You’ve never been able to hold your liquor, Winsome. ” My mom shakes her head.
“None of that is true,” I say through chattering teeth. The combination of the cold and the anxiety have me shaking.
“Yes it is. One, you and Jonah got married after an evening spent here. Two, you’d only known him for a few weeks at best. Three, it’s clear he needs the money, given the state of his home and his car and his musical aspirations. Not to mention his mom’s cancer.”
“Bitch,” I breathe. Their P.I. is good, if they were able to figure all that out.
My mom just stares at me.
“I still won’t sign them,” I protest, even though we both know she has me. I’ll do anything to protect Jonah. Anything.
“I think you will. Because you care about him. That much is clear from your little performance together tonight, and from the kiss you shared at the altar.”
My father gives me a nasty smile, as if to emphasize my mother’s point.
Jonah and I tried to make our marriage look real, and in doing so, we played right into their hands.
I thought it might protect us. I thought things needed to look real so that they wouldn’t be able to try and claim conservatorship over me, or argue with the trust over whether I’d truly met the terms. I didn’t think they’d go after Jonah.
But I was wrong.
“Just think, Winsome, if he wants a career in music at all, he can’t have something like this hanging over his head.
His reputation won’t survive it and he has nothing to fight us with.
” My mom says this like she’s trying to get me to see reason—like eventually I’ll come around to the correct point of view and agree with her. She’s so manipulative it makes me sick.

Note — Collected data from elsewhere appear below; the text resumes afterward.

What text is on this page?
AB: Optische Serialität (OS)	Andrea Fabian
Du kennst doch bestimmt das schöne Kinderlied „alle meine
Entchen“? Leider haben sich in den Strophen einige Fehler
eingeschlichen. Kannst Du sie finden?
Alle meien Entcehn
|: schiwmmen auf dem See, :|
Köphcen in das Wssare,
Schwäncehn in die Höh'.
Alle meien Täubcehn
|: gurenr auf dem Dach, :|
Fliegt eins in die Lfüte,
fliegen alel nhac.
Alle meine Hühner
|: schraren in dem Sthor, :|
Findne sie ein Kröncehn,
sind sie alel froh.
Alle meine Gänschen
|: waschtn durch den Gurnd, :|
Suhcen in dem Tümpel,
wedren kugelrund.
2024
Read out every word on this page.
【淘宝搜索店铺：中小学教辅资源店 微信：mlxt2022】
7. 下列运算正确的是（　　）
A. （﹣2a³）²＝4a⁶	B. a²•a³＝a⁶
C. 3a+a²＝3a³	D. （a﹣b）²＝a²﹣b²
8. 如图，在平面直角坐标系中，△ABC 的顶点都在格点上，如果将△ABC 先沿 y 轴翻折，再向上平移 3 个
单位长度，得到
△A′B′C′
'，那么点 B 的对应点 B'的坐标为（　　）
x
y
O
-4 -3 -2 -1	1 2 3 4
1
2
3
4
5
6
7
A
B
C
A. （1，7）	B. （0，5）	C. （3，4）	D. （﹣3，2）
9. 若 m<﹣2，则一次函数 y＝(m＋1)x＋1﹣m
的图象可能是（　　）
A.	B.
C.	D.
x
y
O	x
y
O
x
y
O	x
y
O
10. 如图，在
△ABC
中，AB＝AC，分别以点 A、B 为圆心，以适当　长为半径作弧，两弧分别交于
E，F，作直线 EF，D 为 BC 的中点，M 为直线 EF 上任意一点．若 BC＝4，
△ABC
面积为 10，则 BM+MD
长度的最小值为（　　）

Still, I just nod. I carefully fold the divorce papers up and tuck them into my clutch. It’s going to kill me to do it, but I’ll sign them to save him.
“You’re coming with us, too. Don’t think—”

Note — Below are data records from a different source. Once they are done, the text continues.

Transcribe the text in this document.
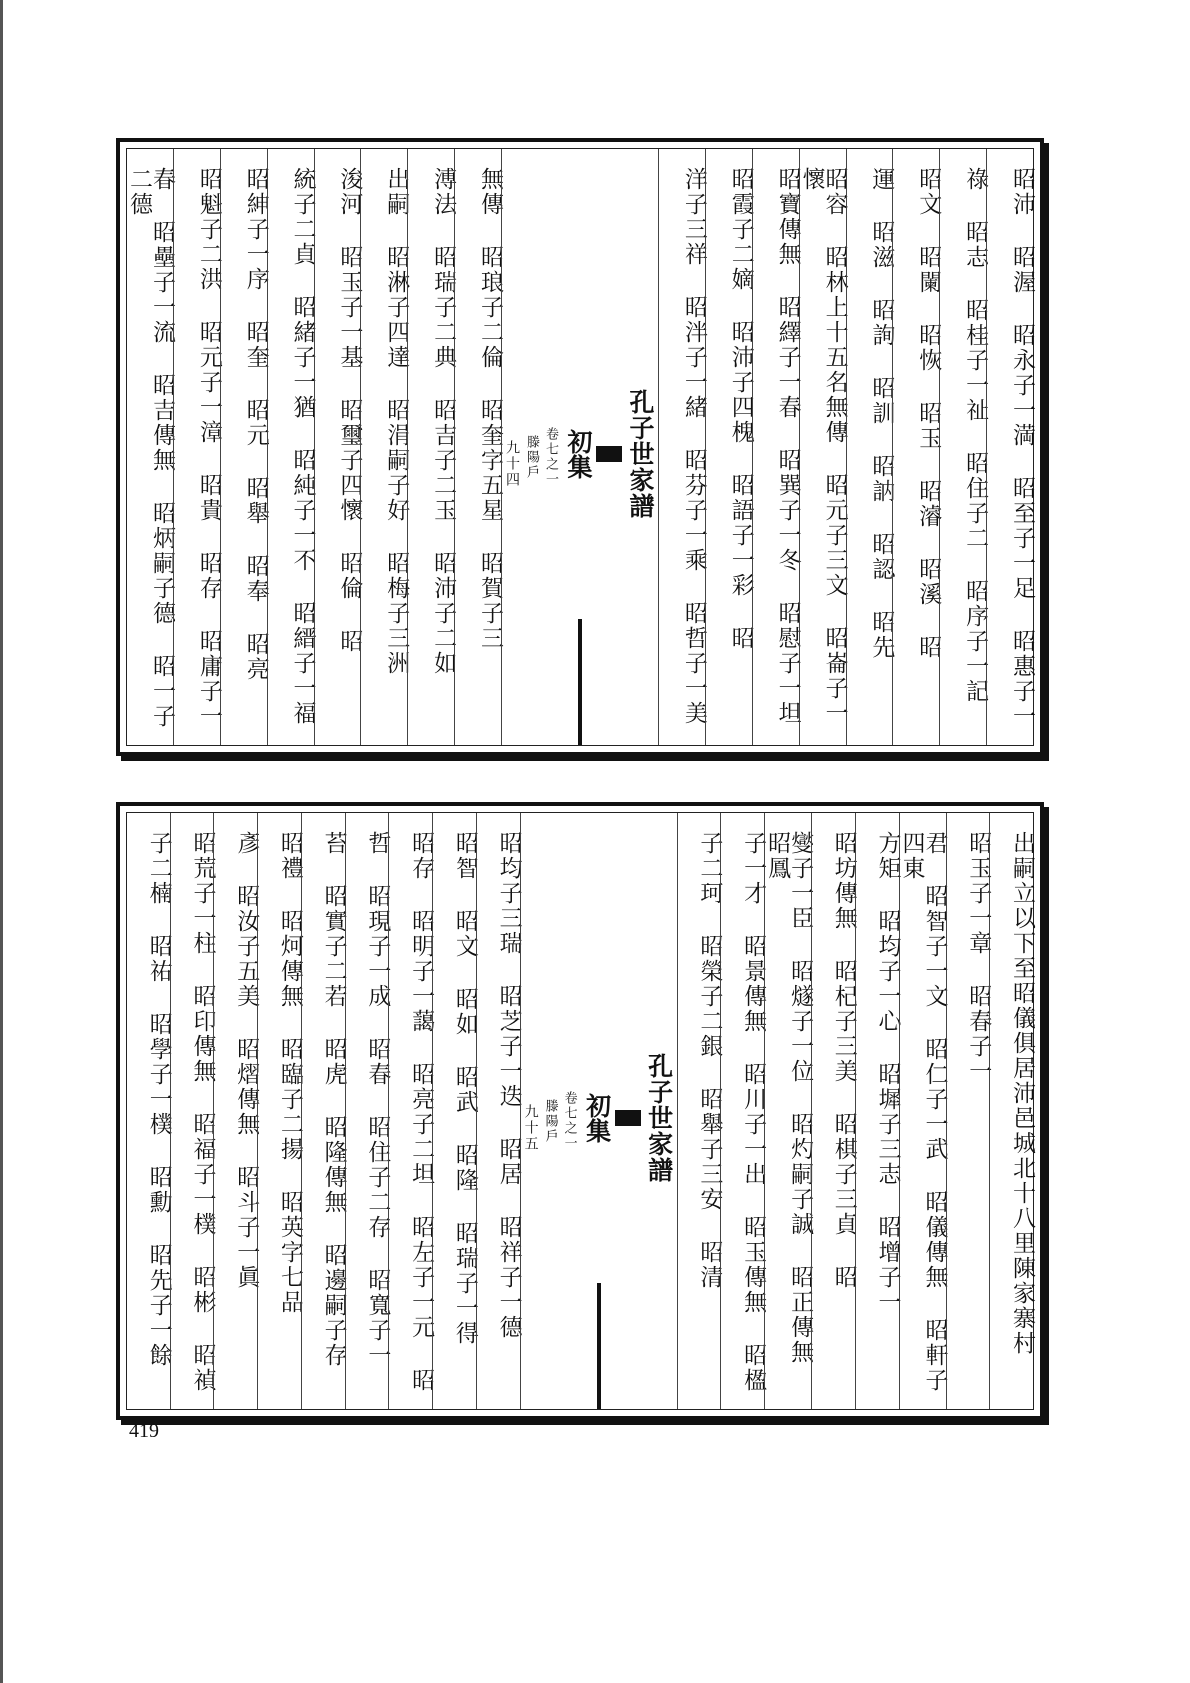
昭沛 昭渥 昭永子一満 昭至子一足 昭惠子一
祿 昭志 昭桂子一祉 昭住子二 昭序子一記
昭文 昭闌 昭恢 昭玉 昭濬 昭溪 昭
運 昭滋 昭詢 昭訓 昭訥 昭認 昭先
昭容 昭林上十五名無傳 昭元子三文 昭崙子一懷
昭寶傳無 昭繹子一春 昭巽子一冬 昭慰子一坦
昭霞子二嫡 昭沛子四槐 昭語子一彩 昭
洋子三祥 昭泮子一緒 昭芬子一乘 昭哲子一美
孔子世家譜
初集
卷七之一
滕陽戶
九十四
無傳 昭琅子二倫 昭奎字五星 昭賀子三
溥法 昭瑞子二典 昭吉子二玉 昭沛子二如
出嗣 昭淋子四達 昭涓嗣子好 昭梅子三洲
浚河 昭玉子一基 昭璽子四懷 昭倫 昭
統子二貞 昭緒子一猶 昭純子一不 昭縉子一福
昭紳子一序 昭奎 昭元 昭舉 昭奉 昭亮
昭魁子二洪 昭元子一漳 昭貴 昭存 昭庸子一
春 昭壘子一流 昭吉傳無 昭炳嗣子德 昭一子二德
出嗣立以下至昭儀俱居沛邑城北十八里陳家寨村
昭玉子一章 昭春子一
君 昭智子一文 昭仁子一武 昭儀傳無 昭軒子四東
方矩 昭均子一心 昭墀子三志 昭增子一
昭坊傳無 昭杞子三美 昭棋子三貞 昭
燮子一臣 昭燧子一位 昭灼嗣子誠 昭正傳無 昭鳳
子一才 昭景傳無 昭川子一出 昭玉傳無 昭楹
子二珂 昭榮子二銀 昭舉子三安 昭清
孔子世家譜
初集
卷七之一
滕陽戶
九十五
昭均子三瑞 昭芝子一迭 昭居 昭祥子一德
昭智 昭文 昭如 昭武 昭隆 昭瑞子一得
昭存 昭明子一藹 昭亮子二坦 昭左子一元 昭
哲 昭現子一成 昭春 昭住子二存 昭寬子一
苔 昭實子二若 昭虎 昭隆傳無 昭邊嗣子存
昭禮 昭炣傳無 昭臨子二揚 昭英字七品
彥 昭汝子五美 昭熠傳無 昭斗子一眞
昭荒子一柱 昭印傳無 昭福子一樸 昭彬 昭禎
子二楠 昭祐 昭學子一樸 昭勳 昭先子一餘
419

I cut my father off. “I know.”
Even though the thought of being back in that awful, awful house with them makes me sick, I’ll still do it. If it will keep Jonah and his family from being dragged through the mud, I’ll do it.
“Be at the airport at two o’clock tomorrow. We’re flying out of Bozeman and connecting through Denver. This backwater doesn’t have any direct flights to Birmingham,” my dad sneers.
I refrain from rolling my eyes, and just nod instead. I don’t say another word to them, and just turn on my heel and walk away. I paste a smile on my face worthy of the pageant queen I once was, square my shoulders, and walk back into the bar.